Normally, that wouldn't be a problem...if I was in the comfort of my home with no one but myself.  But, no....I can't relax in that environment!  I have to do it with co-workers in a public place.  What a moron!  Then, I had to share this loveliness with my sons, so that I didn't drive and kill someone.  I hate you alcohol and all you stand for...I know after all these years being tense and control wins out every time over this absolute embarrassment.  Why didn't I listen to myself?

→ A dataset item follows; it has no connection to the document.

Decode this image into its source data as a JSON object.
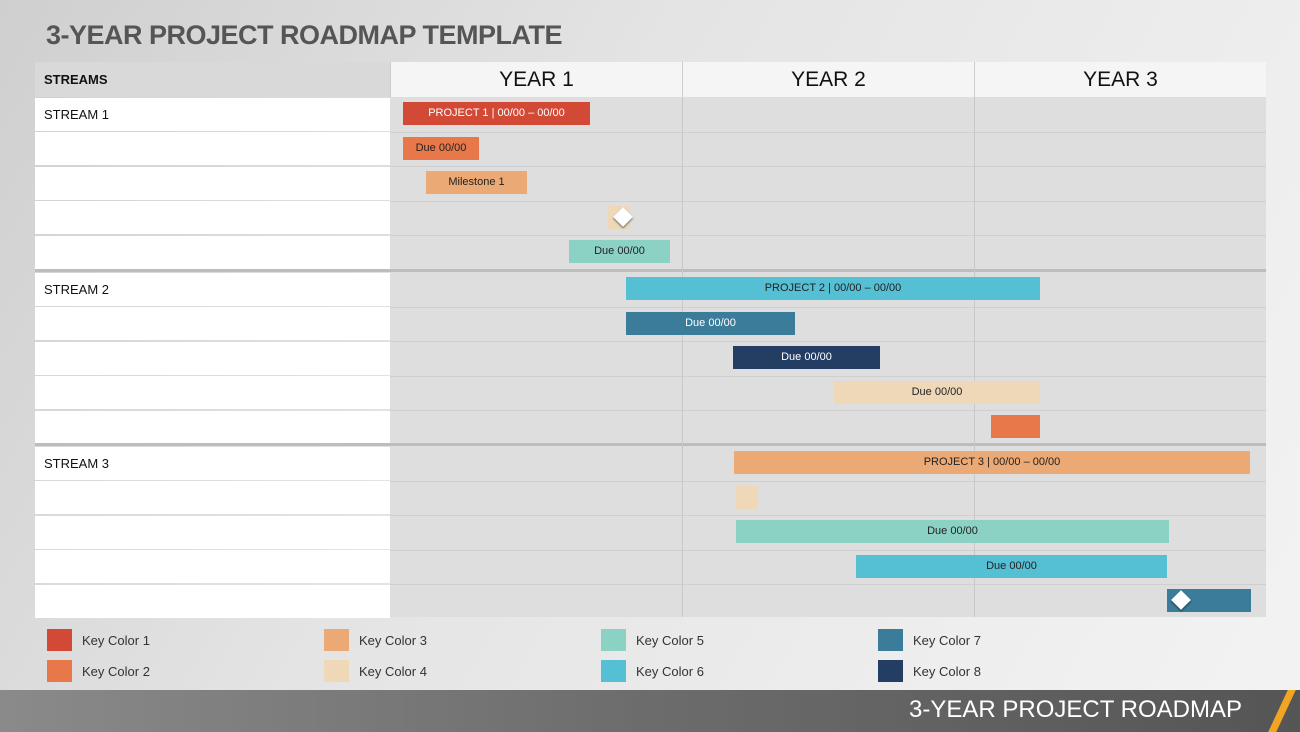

Well, at least I don't have to see anyone for two weeks and perhaps everyone will forget.  Right....who am I kidding???  Oh well, another wonderful stupid decision in this thing I call my life.

I need coffee.

Thursday, July 7, 2011

Blogging

Does it make sense to write a blog?  Well, I have been following two of my most talented colleagues blogs for several months and was recently inspired by my niece who began blogging.  I do have a lot to say, just ask my husband!  But, do I have anything interesting enough to say that would require a public demonstration on the Internet? 

I over analyze everything.  I am a rather cautious person when it comes to sharing me, the true me.  Does blogging make you more vulnerable?  Maybe it's time to take a leap of faith.  After all, who really reads random blogs anyway?

Of course, I am also overly obsessive and probably will be checking to see who IS reading my blog. That might be awkward; a 42, soon to be 43 year old woman sitting in her yoga pants and t-shirt staring at her blog watching for the follower numbers to change.  Hmmmmmm.....

However, it the five minutes it has taken me to write this much, I have found some sense of accomplishment, a freedom to speak what is on my mind and release it into the vast arena of the web.

Fine....I will do it. I have million ideas of blog topics swirling through my head now. Is that normal? I can talk about how impatient I am for my newly planted seeds to grow, how complicated family relationships are, the funny things my students share with me...oh the list is endless! I am empowered by the power this medium allows me! I can now shout across the Internet every little thought that comes to mind......well, most of them.

I need to take a break...rethink this process, calm my addictive personality and channel my thoughts. For now...I will just end this post....with my standard line after a diatribe of information flows from my brain....

Just Sayin'  :)
This is my niece, Joanna, who inspires me!